PyLogik for De-Id’ing Medical Image Data | by Adrienne Kline | Jun, 2023


An open-source state-of-the-art medical image de-identification tool

Adrienne Kline

Towards Data Science

Image by author

Repositories of data are now one of our most valuable commodities. Information as a commodity is not a new concept, but our 21st-century world looks much different now than it did previously. The AI race is on, and in lockstep are the development of tools and resources we need to facilitate it. Pooling information to create inferences that are robust, generalizable, and have utility for our day-to-day is far more difficult than it sounds. This is particularly true with respect to medical data. Medical data suffers from a myriad of difficulties when it comes to extracting value on aggregate and in the development of algorithms. In addition to being noisy, they are tightly regulated by the institutions and care centers that act as data stewards (and for good reason), as it contains personal health information (PHI).

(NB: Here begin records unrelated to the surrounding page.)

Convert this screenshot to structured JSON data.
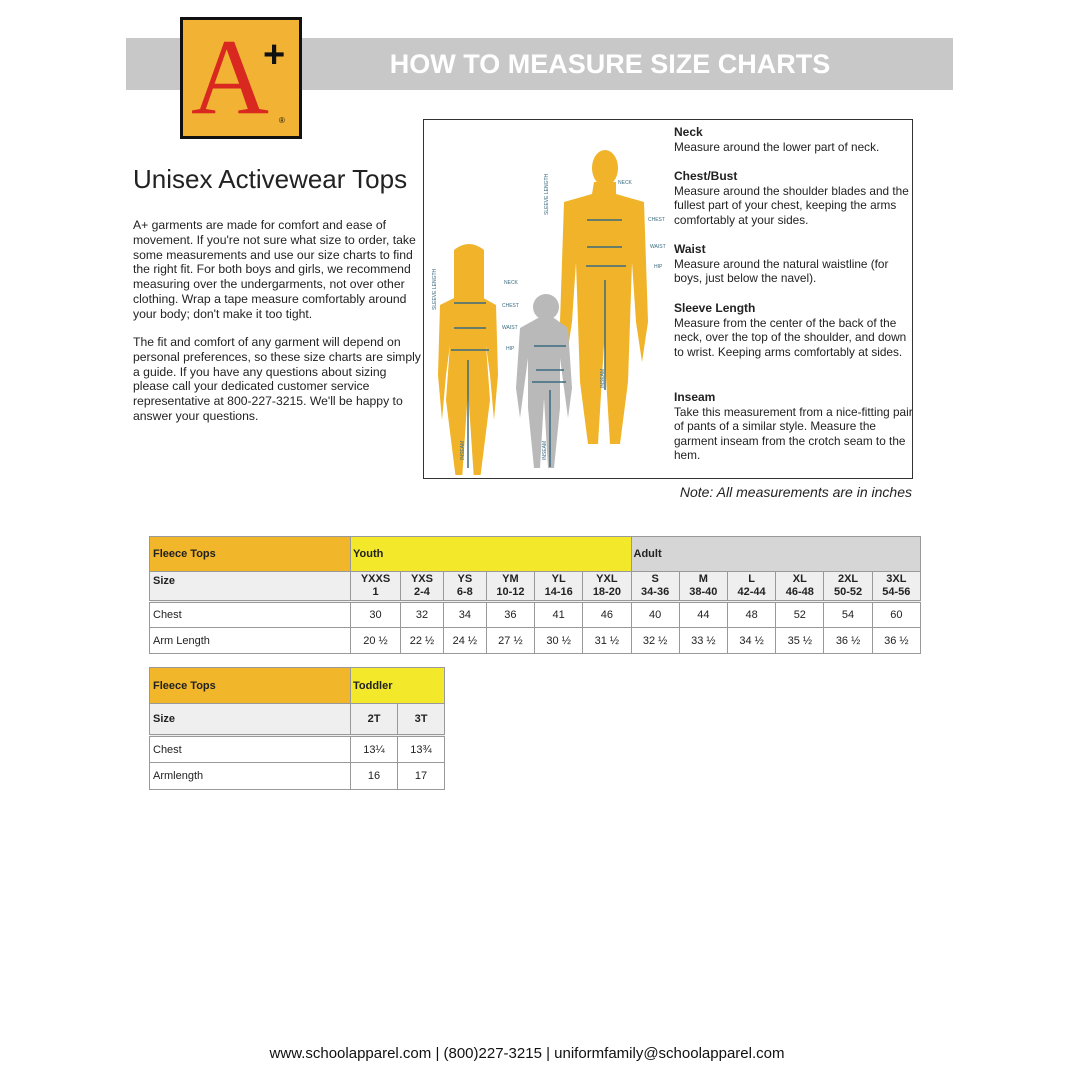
{
  "header": {
    "title": "HOW TO MEASURE SIZE CHARTS"
  },
  "logo": {
    "text": "A+",
    "colors": {
      "background": "#f2b233",
      "letter": "#d8281f"
    }
  },
  "page_title": "Unisex Activewear Tops",
  "intro": [
    "A+ garments are made for comfort and ease of movement. If you're not sure what size to order, take some measurements and use our size charts to find the right fit. For both boys and girls, we recommend measuring over the undergarments, not over other clothing. Wrap a tape measure comfortably around your body; don't make it too tight.",
    "The fit and comfort of any garment will depend on personal preferences, so these size charts are simply a guide. If you have any questions about sizing please call your dedicated customer service representative at 800-227-3215. We'll be happy to answer your questions."
  ],
  "diagram": {
    "labels": {
      "neck": "NECK",
      "chest": "CHEST",
      "waist": "WAIST",
      "hip": "HIP",
      "sleeve": "SLEEVE LENGTH",
      "inseam": "INSEAM"
    },
    "definitions": [
      {
        "term": "Neck",
        "text": "Measure around the lower part of neck."
      },
      {
        "term": "Chest/Bust",
        "text": "Measure around the shoulder blades and the fullest part of your chest, keeping the arms comfortably at your sides."
      },
      {
        "term": "Waist",
        "text": "Measure around the natural waistline (for boys, just below the navel)."
      },
      {
        "term": "Sleeve Length",
        "text": "Measure from the center of the back of the neck, over the top of the shoulder, and down to wrist. Keeping arms comfortably at sides."
      },
      {
        "term": "Inseam",
        "text": "Take this measurement from a nice-fitting pair of pants of a similar style. Measure the garment inseam from the crotch seam to the hem."
      }
    ]
  },
  "note": "Note: All measurements are in inches",
  "table1": {
    "title": "Fleece Tops",
    "group_youth": "Youth",
    "group_adult": "Adult",
    "size_label": "Size",
    "sizes": [
      [
        "YXXS",
        "1"
      ],
      [
        "YXS",
        "2-4"
      ],
      [
        "YS",
        "6-8"
      ],
      [
        "YM",
        "10-12"
      ],
      [
        "YL",
        "14-16"
      ],
      [
        "YXL",
        "18-20"
      ],
      [
        "S",
        "34-36"
      ],
      [
        "M",
        "38-40"
      ],
      [
        "L",
        "42-44"
      ],
      [
        "XL",
        "46-48"
      ],
      [
        "2XL",
        "50-52"
      ],
      [
        "3XL",
        "54-56"
      ]
    ],
    "rows": [
      {
        "label": "Chest",
        "values": [
          "30",
          "32",
          "34",
          "36",
          "41",
          "46",
          "40",
          "44",
          "48",
          "52",
          "54",
          "60"
        ]
      },
      {
        "label": "Arm Length",
        "values": [
          "20 ½",
          "22 ½",
          "24 ½",
          "27 ½",
          "30 ½",
          "31 ½",
          "32 ½",
          "33 ½",
          "34 ½",
          "35 ½",
          "36 ½",
          "36 ½"
        ]
      }
    ]
  },
  "table2": {
    "title": "Fleece Tops",
    "group": "Toddler",
    "size_label": "Size",
    "sizes": [
      "2T",
      "3T"
    ],
    "rows": [
      {
        "label": "Chest",
        "values": [
          "13¼",
          "13¾"
        ]
      },
      {
        "label": "Armlength",
        "values": [
          "16",
          "17"
        ]
      }
    ]
  },
  "footer": "www.schoolapparel.com | (800)227-3215 | uniformfamily@schoolapparel.com"
}
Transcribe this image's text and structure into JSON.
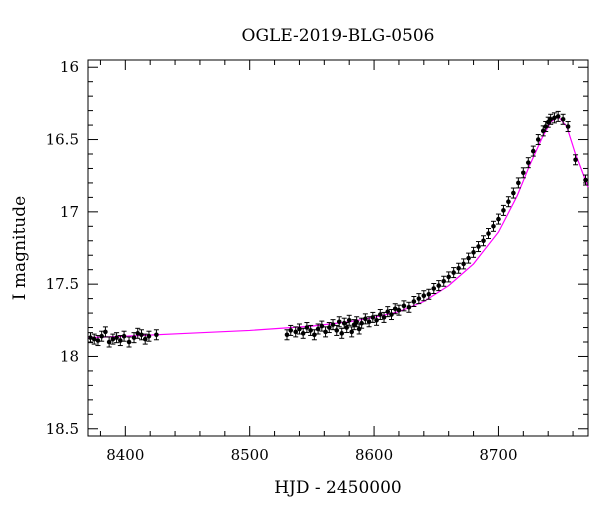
{
  "chart_data": {
    "type": "scatter",
    "title": "OGLE-2019-BLG-0506",
    "xlabel": "HJD - 2450000",
    "ylabel": "I magnitude",
    "xlim": [
      8370,
      8772
    ],
    "ylim": [
      18.55,
      15.95
    ],
    "y_inverted": true,
    "grid": false,
    "x_ticks": [
      8400,
      8500,
      8600,
      8700
    ],
    "x_tick_labels": [
      "8400",
      "8500",
      "8600",
      "8700"
    ],
    "y_ticks": [
      16,
      16.5,
      17,
      17.5,
      18,
      18.5
    ],
    "y_tick_labels": [
      "16",
      "16.5",
      "17",
      "17.5",
      "18",
      "18.5"
    ],
    "colors": {
      "points": "#000000",
      "model": "#ff00ff",
      "axes": "#000000"
    },
    "series": [
      {
        "kind": "points",
        "marker": "filled-circle",
        "error_bars": true,
        "x": [
          8372,
          8375,
          8378,
          8381,
          8384,
          8387,
          8390,
          8393,
          8396,
          8399,
          8403,
          8407,
          8410,
          8413,
          8416,
          8419,
          8425,
          8530,
          8533,
          8537,
          8540,
          8543,
          8546,
          8549,
          8552,
          8555,
          8558,
          8561,
          8564,
          8567,
          8570,
          8572,
          8574,
          8576,
          8578,
          8580,
          8582,
          8584,
          8586,
          8588,
          8590,
          8593,
          8596,
          8599,
          8602,
          8605,
          8608,
          8611,
          8614,
          8617,
          8620,
          8624,
          8628,
          8632,
          8636,
          8640,
          8644,
          8648,
          8652,
          8656,
          8660,
          8664,
          8668,
          8672,
          8676,
          8680,
          8684,
          8688,
          8692,
          8696,
          8700,
          8704,
          8708,
          8712,
          8716,
          8720,
          8724,
          8728,
          8732,
          8736,
          8738,
          8740,
          8742,
          8745,
          8748,
          8752,
          8756,
          8762,
          8770
        ],
        "y": [
          17.87,
          17.88,
          17.89,
          17.86,
          17.83,
          17.9,
          17.88,
          17.87,
          17.89,
          17.86,
          17.9,
          17.87,
          17.84,
          17.85,
          17.88,
          17.86,
          17.85,
          17.85,
          17.82,
          17.83,
          17.81,
          17.84,
          17.8,
          17.82,
          17.85,
          17.81,
          17.79,
          17.83,
          17.8,
          17.78,
          17.82,
          17.76,
          17.84,
          17.77,
          17.8,
          17.75,
          17.83,
          17.78,
          17.76,
          17.81,
          17.77,
          17.74,
          17.76,
          17.73,
          17.75,
          17.71,
          17.73,
          17.69,
          17.71,
          17.67,
          17.68,
          17.65,
          17.66,
          17.62,
          17.6,
          17.58,
          17.57,
          17.53,
          17.51,
          17.48,
          17.45,
          17.42,
          17.39,
          17.36,
          17.32,
          17.28,
          17.24,
          17.2,
          17.15,
          17.1,
          17.05,
          16.99,
          16.93,
          16.87,
          16.8,
          16.73,
          16.66,
          16.58,
          16.5,
          16.44,
          16.41,
          16.38,
          16.36,
          16.35,
          16.34,
          16.36,
          16.41,
          16.64,
          16.78
        ]
      },
      {
        "kind": "model-curve",
        "x": [
          8370,
          8400,
          8450,
          8500,
          8550,
          8580,
          8600,
          8620,
          8640,
          8660,
          8680,
          8700,
          8715,
          8725,
          8735,
          8742,
          8748,
          8755,
          8762,
          8772
        ],
        "y": [
          17.87,
          17.86,
          17.84,
          17.82,
          17.79,
          17.76,
          17.73,
          17.69,
          17.62,
          17.51,
          17.36,
          17.14,
          16.89,
          16.68,
          16.49,
          16.38,
          16.34,
          16.41,
          16.6,
          16.83
        ]
      }
    ]
  }
}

PHI, if leaked, could have harmful effects on the privacy of individuals. These could range from a simple embarrassment to discrimination in the workplace/or with insurance companies to identity theft. Therefore, when researchers and institutions agree to pool information to create repositories, there must exist a data usage agreement and tools to de-identify the data as much as possible. PHI can take several forms — Direct: healthcare numbers, SSNs, and birthdates, although names are not technically unique, they are treated as such. There are also quasi-identifiers, such as the date the image was collected. Further, when training a machine learning algorithm, these names could be seen as nuisance pieces of information that we do not, in fact, wish to learn. Thus, removing them is necessary for multiple reasons.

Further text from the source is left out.